Nombre de messages : 12721 Date d'inscription : 03/05/2008
Sujet: ALBERT COHEN Ven 23 Jan - 9:40
Un auteur que j'aime :
Voilà un extrait d'un livre beau et particulièrement touchant qu'il a dedié à sa mère.
Albert Cohen a publié :
Solal en 1930, Mangeclous en 1938 et Le livre de ma mère en 1954.
En 1968, le Grand Prix du roman de l'Académie française lui est décerné pour Belle du Seigneur.
En 1969, il publie Les Valeureux, en 1972, O vous, frères humains, et en 1979, Carnets 1978.
Il est mort à Genève le 17 octobre 1981.
Albert Cohen, né en 1895 à Corfou, Grèce, a fait ses études secondaires à Marseille et ses études universitaires à Genève. Il a été attaché à la Division diplomatique du Bureau International du Travail, à Genève. Pendant la guerre, il a été à Londres le Conseiller juridique du Comité intergouvernemental pour les réfugiés dont faisaient notamment partie la France, la Grande-Bretagne et les États-Unis. En cette qualité, il a été chargé de l'élaboration de l'Accord international du 15 octobre 1946, relatif à la protection des réfugiés. Après la guerre, il a été directeur dans l'une des institutions spécialisées des Nations Unies. Il fut officier de la Légion d'honneur et commandeur de l'Ordre de Léopold de Belgique.
Albert Cohen, Le livre de ma Mère (1954)
Albert Cohen naît à Corfou mais ses parents, petits commerçants juifs, quittent la Grèce en 1900 pour s’installer à Marseille. -----------------------------------------------------------------------------------------------------------------------
"Je me souviens aussi de nos promenades du dimanche, en été, elle et moi, tout jeune garçon. On n’était pas riches et le tour de la Corniche ne coûtait que trois sous. Ce tour, que le tramway faisait en une heure, c’était, en été, nos villégiatures, nos mondanités, nos chasses à courre. Elle et moi, deux faibles et bien vêtus, et aimants à en remontrer à Dieu.
Je revois un de ces dimanches. Ce devait être à l’époque du président Fallières, gros rouge ordinaire, qui m’avait fait frissonner de respect lorsqu’il était venu visiter notre lycée. « Le chef de la France », m’étais-je répété, avec une chair de poule d’admiration.
En ce dimanche, ma mère et moi nous étions ridiculement bien habillés et je considère avec pitié ces deux naïfs d’antan, si inutilement bien habillés, car personne n’était avec eux, personne ne se préoccupait d’eux. Ils s’habillaient très bien pour personne ? Moi, en inopportun costume de petit prince et avec un visage de fille, angélique et ravi à me faire lapider. Elle, reine de Saba déguisée en bourgeoise, corsetée, émue et un peu égarée d’être luxueuse.

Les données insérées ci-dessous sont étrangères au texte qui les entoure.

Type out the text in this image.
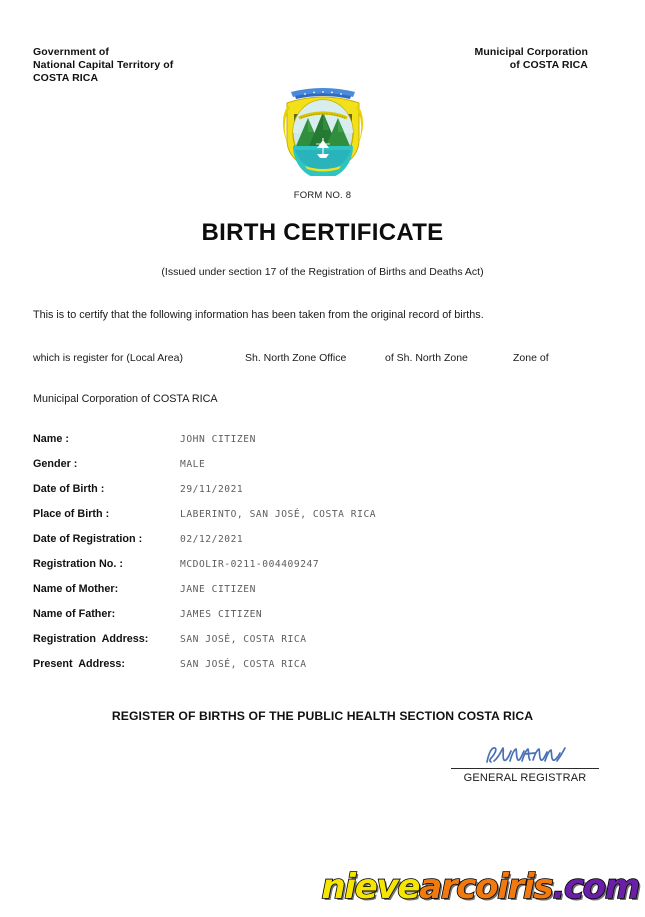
Government of
National Capital Territory of
COSTA RICA
Municipal Corporation
of COSTA RICA
FORM NO. 8
BIRTH CERTIFICATE
(Issued under section 17 of the Registration of Births and Deaths Act)
This is to certify that the following information has been taken from the original record of births.
which is register for (Local Area)	Sh. North Zone Office	of Sh. North Zone	Zone of
Municipal Corporation of COSTA RICA
Name :	JOHN CITIZEN
Gender :	MALE
Date of Birth :	29/11/2021
Place of Birth :	LABERINTO, SAN JOSÉ, COSTA RICA
Date of Registration :	02/12/2021
Registration No. :	MCDOLIR-0211-004409247
Name of Mother:	JANE CITIZEN
Name of Father:	JAMES CITIZEN
Registration  Address:	SAN JOSÉ, COSTA RICA
Present  Address:	SAN JOSÉ, COSTA RICA
REGISTER OF BIRTHS OF THE PUBLIC HEALTH SECTION COSTA RICA
GENERAL REGISTRAR
nievearcoiris.com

Je revois ses longs gants de dentelle noire, son corsage à ruches avec des plissés, des bouillons et des fronces, sa voilette, son boa de plumes, son éventail, sa longue jupe à taille de guêpe et à volants qu’elle soutenait de la main et qui découvrait des bottines à boutons de nacre avec un petit rond de métal au milieu. Bref, pour cette promenade dominicale, on s’habillait comme des chanteurs d’après-midi mondaine et il ne nous manquait que le rouleau de musique à la main.
Arrivés à l’arrêt de La Plage, en face d’un casino rongé d’humidité, on prenait place solennellement, émotifs et peu dégourdis, sur des chaises de fer et devant une table verte. Au garçon de la petite baraque, qui s’appelait « Au Kass’Kroutt’s3, on demandait timidement une bouteille de bière, des assiettes, des fourchettes et, pour se le concilier, des olives vertes. Le garçon parti, c’est-à-dire le danger passé, on se souriait ave satisfaction, ma mère et moi, un peu empotés. Elle sortait alors les provisions emballées et elle me servait, avec quelques gêne si d’autres consommateurs nous regardaient, toutes sortes de splendeurs orientales, boulettes aux épinards, feuilletés au fromage, boutargue, rissoles aux raisins de Corinthe et autres merveilles. Elle me tendait une serviette un peu raide, amoureusement repassée la veille par ma mère si heureuse de penser, tandis qu’ele repassait en fredonnant un air de Lucie de Lammermoor, qu’elle irait demain avec son fils au bord de la mer. "
En 1935-1936, à Genève, le séduisant Solal, qui officie à la SDN (Société des Nations), tente d'obtenir les avances de la belle Ariane, aristocrate protestante et épouse de son subalterne Adrien. Celle-ci ne tarde pas à succomber au charme du jeune homme, mais cette relation passionnelle entraînera les deux amants vers une destinée tragique.